Wahlkämpfe sind Materialschlachten, bei denen Bilder eine wichtige Rolle spielen. Der aktuelle Wahlkampf in Wien, der diese Woche ins Finale geht, findet aufgrund der Covid-19-Pandemie unter außergewöhnlichen Rahmenbedingungen statt. Auftritte im öffentlichen Raum sind ebenso eingeschränkt wie der persönliche Kontakt mit potenziellen Wählerinnen und Wählern. Dadurch liegt ein stärkerer Fokus auf dem Wahlkampf in der Medienarena sowie in Sozialen Netzwerken. Eine relevante (wenngleich häufig unterschätzte) Frage beim politischen Bildeinsatz lautet, ob wahlwerbende Parteien ihre Werte, Inhalte und Ziele visuell vermitteln können bzw. wie sie die Inszenierung ihrer Kandidatinnen und Kandidaten damit in Einklang bringen. Wahlkampfbilder stammen im Wesentlichen aus drei Zusammenhängen, die sich nicht immer trennscharf voneinander abgrenzen lassen: von den wahlwerbenden Parteien, aus den Medien sowie zunehmend auch von Usern Sozialer Netzwerke, die Bilder kommentieren, bearbeiten und verbreiten. Online- und Offlinekommunikation wachsen immer stärker zusammen: Klassische Plakate werden im Rahmen von Medienevents präsentiert und unmittelbar danach online diskutiert. User bewerten Wahlkampfspots und Fernsehauftritte oder recherchieren die Herkunft von Stock-Bildern, die in Kampagnen Verwendung finden. Parteien nehmen auf die Kommunikation ihrer politischen Mitbewerber Bezug, indem sie Parodien auf Wahlkampfvideos erstellen oder mit ironischen Bezugnahmen und Sharables auf Aussagen reagieren (siehe z. B. Abb. 1 und Abb. 2). Vor allem die kleineren Parteien zeichnen sich im Wahlkampf durch ein intensives Engagement in Sozialen Netzwerken aus. Dabei zeigt sich, dass nicht nur die Kenntnis kanalspezifischer Genres und Konventionen, sondern auch ein Verständnis von Plattformen als Communities hilfreich ist, um rasch und zielgruppenadäquat auf politische Mitbewerber reagieren zu können.

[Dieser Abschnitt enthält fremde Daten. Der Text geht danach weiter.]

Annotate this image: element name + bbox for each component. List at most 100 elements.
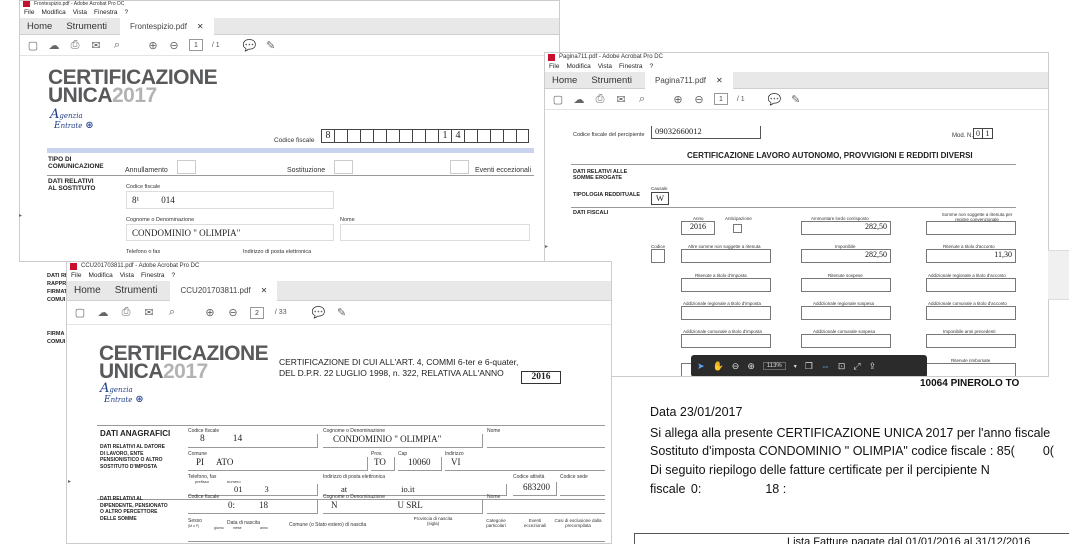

Abb. 1: Instagram-Account der @neos_wien am 27. August 2020

Abb. 2: Instagram-Account der @linkswien am 28. September 2020

Im Medienwahlkampf wiederum sind die Kandidatinnen und Kandidaten mit einer gnadenlosen Abfolge von Interviews und TV-Duellen konfrontiert oder schlüpfen für ein Boulevardblatt in die angeblichen Traumberufe ihrer Kindheit (z. B. als Mitarbeiter der MA48). Politische Kommunikation ist also nicht nur das, was man macht, sondern immer auch, was man mit sich machen lässt. Starke und schwache Bilder Das Coronavirus ist während des gesamten Wahlkampfes der sprichwörtliche (Baby-)Elefant im Raum. Nicht nur der explizite Bezug auf die Pandemie im Rahmen der Kampagnen, sondern auch der sichtbare Umgang damit stellen eine Positionierung der Parteien dar und zeigen, wie ernst sie die Gefährdung nehmen. Während die meisten wahlwerbenden Parteien auf beispielhaftes Verhalten und “leading by example” setzen (siehe z. B. Abb. 3 und Abb. 4), zelebrieren das Team HC Strache und die FPÖ bei ihren Veranstaltungen oder beim Straßenwahlkampf ein Fehlen von Masken und Abstandsregeln (siehe z. B. Wahlkampffotos auf dem offiziellen Instagram-Account der Partei).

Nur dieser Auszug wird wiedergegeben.